Como se fossem milhões de sóis. Assim é o brilho da luz mais potente criada na Terra por uma equipe de pesquisadores do Laboratório de Luz Extrema no Estado norte-americano de Nebraska, nos Estados Unidos.

A luz, produzida pelo laser Diocles – um dos mais potentes do mundo –, tem a extraordinária capacidade de mudar o aspecto do objeto que ilumina.

Essa característica significa que ela poderia ser utilizada como um novo tipo de raio-X capaz de obter imagens de resolução muito maior do que a alcançada até agora com os aparelhos convencionais.

Dispersão

Os pesquisadores descobriram o efeito desta luz quando incidiram o laser sobre elétrons individuais suspensos em hélio. Dessa forma, eles notaram que, ao aumentar a intensidade da luz, depois de um certo limiar, a dispersão de fótons (partículas de luz) mudava a aparência daquilo que iluminava.

Para entender esse processo, Donald Umstadter, o principal autor do estudo, disse à BBC como funciona a dispersão, o processo que torna as coisas visíveis. “Se você olhar pela janela, a única razão pela qual você vê é porque a luz do Sol reflete nos objetos – por exemplo, em uma árvore – e aí se dirige aos seus olhos. Esse reflexo é o que chamamos de dispersão”, explica. “Sem dispersão, mesmo em um dia ensolarado, você veria tudo escuro como a noite”, acrescenta.

O que ocorre com esta luz potente é que ela produz uma dispersão em uma escala inimaginável.

Medicina e segurança

“Normalmente, se você aumenta a intensidade da luz de uma casa, vai poder ver tudo da mesma forma, mas mais brilhante. Quando nós aumentamos a potência do nosso laser a certo nível, a luz que vinha do objeto já não parecia o objeto original, mas um com mais forma, visto de distintos ângulos e com energia diferente. A imagem era mais parecida com as dos raios-X”, diz.

Uma das aplicações práticas mais evidentes é no campo da medicina: a luz poderia, por exemplo, ser usada para detectar microfraturas.

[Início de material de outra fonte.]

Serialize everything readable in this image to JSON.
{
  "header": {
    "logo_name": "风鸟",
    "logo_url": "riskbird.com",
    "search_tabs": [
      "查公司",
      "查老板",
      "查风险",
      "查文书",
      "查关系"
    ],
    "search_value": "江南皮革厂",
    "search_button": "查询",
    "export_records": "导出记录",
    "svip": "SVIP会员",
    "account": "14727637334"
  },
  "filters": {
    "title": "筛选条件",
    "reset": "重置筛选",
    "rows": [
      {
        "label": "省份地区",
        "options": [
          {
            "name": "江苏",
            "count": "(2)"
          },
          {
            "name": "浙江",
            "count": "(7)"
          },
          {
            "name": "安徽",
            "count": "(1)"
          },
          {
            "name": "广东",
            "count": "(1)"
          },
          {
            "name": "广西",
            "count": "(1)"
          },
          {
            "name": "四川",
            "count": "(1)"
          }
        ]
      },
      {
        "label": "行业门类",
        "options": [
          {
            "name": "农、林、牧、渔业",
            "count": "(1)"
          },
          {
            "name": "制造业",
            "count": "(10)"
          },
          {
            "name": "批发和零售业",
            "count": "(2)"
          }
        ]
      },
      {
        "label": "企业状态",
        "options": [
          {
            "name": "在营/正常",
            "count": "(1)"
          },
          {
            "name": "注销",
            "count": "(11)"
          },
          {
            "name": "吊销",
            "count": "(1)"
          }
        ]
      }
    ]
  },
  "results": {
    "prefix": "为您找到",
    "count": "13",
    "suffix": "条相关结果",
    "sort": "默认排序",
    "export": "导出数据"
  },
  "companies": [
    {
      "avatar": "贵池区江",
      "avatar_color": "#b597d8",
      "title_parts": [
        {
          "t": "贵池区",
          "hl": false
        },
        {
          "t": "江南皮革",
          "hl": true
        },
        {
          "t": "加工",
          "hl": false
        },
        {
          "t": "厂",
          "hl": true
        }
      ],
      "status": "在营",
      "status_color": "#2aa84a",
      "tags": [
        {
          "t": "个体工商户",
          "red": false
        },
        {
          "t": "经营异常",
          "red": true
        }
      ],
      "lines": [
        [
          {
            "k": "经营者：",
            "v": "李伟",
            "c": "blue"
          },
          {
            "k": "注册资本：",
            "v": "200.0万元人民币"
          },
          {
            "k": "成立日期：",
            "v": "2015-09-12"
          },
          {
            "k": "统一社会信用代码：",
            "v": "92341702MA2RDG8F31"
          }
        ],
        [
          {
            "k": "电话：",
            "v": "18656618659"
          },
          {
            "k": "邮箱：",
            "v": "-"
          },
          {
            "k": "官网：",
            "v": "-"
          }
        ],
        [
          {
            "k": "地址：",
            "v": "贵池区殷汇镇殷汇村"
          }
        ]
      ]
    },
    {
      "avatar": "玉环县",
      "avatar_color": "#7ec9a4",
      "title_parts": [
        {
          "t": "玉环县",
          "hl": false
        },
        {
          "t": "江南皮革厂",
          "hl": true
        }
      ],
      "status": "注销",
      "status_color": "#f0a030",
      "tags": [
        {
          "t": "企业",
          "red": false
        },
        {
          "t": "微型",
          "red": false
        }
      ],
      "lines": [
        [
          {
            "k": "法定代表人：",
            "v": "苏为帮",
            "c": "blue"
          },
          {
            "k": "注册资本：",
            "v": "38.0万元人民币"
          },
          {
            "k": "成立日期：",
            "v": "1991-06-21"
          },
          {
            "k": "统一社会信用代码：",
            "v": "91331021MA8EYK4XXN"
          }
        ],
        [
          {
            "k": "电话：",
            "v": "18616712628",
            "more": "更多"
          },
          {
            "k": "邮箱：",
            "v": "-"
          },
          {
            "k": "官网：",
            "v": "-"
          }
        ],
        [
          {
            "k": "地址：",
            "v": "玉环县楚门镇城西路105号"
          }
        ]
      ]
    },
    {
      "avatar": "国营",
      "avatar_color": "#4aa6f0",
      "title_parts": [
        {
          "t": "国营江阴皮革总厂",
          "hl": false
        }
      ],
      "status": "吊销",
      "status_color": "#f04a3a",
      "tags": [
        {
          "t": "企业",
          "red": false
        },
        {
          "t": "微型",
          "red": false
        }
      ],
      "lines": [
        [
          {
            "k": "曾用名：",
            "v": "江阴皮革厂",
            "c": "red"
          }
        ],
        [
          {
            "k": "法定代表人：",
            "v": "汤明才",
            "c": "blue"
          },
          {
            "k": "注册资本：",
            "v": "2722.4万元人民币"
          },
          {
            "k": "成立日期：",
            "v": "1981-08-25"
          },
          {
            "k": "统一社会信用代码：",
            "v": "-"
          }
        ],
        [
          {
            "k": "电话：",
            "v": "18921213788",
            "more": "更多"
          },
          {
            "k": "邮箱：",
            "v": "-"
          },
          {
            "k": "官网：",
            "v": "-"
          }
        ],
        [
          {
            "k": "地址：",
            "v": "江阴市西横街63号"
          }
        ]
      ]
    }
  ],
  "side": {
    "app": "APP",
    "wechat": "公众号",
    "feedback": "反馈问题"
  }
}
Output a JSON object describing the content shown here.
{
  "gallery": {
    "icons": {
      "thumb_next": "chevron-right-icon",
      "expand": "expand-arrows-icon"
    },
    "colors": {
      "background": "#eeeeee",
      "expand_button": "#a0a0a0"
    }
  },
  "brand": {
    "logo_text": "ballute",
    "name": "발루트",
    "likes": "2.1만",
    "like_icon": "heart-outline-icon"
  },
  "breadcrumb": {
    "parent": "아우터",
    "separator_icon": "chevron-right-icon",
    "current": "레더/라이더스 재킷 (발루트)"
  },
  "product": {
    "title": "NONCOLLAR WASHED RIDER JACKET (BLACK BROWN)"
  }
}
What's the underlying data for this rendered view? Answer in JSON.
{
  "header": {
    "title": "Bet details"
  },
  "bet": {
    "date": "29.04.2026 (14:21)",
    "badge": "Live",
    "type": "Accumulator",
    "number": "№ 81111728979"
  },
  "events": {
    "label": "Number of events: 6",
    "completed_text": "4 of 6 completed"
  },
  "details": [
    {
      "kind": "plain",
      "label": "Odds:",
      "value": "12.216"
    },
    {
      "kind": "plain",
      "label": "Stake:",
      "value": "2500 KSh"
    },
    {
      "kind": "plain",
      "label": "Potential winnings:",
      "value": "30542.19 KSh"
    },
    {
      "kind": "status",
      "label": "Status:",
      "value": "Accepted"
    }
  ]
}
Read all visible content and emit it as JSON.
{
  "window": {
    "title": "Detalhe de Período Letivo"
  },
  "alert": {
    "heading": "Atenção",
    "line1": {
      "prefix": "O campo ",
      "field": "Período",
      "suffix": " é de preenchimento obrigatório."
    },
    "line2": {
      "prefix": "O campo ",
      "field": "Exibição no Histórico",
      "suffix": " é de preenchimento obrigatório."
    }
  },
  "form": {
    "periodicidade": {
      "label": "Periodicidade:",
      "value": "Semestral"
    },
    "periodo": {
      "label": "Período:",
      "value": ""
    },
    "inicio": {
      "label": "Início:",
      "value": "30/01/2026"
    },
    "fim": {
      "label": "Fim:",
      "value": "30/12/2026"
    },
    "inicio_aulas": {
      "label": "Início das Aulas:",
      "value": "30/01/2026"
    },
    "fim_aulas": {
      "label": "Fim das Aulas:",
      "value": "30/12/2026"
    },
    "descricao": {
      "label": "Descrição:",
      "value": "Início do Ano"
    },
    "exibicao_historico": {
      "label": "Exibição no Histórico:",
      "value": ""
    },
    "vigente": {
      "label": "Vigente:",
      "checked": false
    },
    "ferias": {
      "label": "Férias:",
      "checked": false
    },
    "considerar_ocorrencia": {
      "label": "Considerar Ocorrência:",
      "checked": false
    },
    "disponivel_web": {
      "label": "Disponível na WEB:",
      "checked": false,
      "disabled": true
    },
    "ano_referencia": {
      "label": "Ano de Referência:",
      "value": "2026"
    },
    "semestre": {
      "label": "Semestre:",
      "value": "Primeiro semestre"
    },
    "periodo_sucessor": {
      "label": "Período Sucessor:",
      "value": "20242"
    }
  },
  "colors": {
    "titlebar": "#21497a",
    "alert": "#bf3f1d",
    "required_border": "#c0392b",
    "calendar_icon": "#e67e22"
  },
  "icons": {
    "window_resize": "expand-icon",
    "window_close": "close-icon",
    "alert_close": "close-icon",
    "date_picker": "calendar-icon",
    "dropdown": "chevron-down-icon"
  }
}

Além disso, cientistas apontam que a luz poderia ser empregada para fazer imagens das reações químicas ou de elétrons em movimento, assim como em dispositivos de segurança.

Consequências das microfraturas

As fraturas podem ser divididas em dois tipos: as que causam dor aguda numa determinada área do corpo e as que causam dores de maior duração e espalhadas, chamadas de microfraturas, que costumam surgir principalmente na região da lombar.

As microfraturas podem provocar uma série de problemas para a coluna vertebral e para todo o corpo. Entre as possíveis consequências estão deformidades na coluna, anomalias na postura, diminuição da estatura, além de dores intensas e sobrecarga nos músculos, ligamentos e articulações.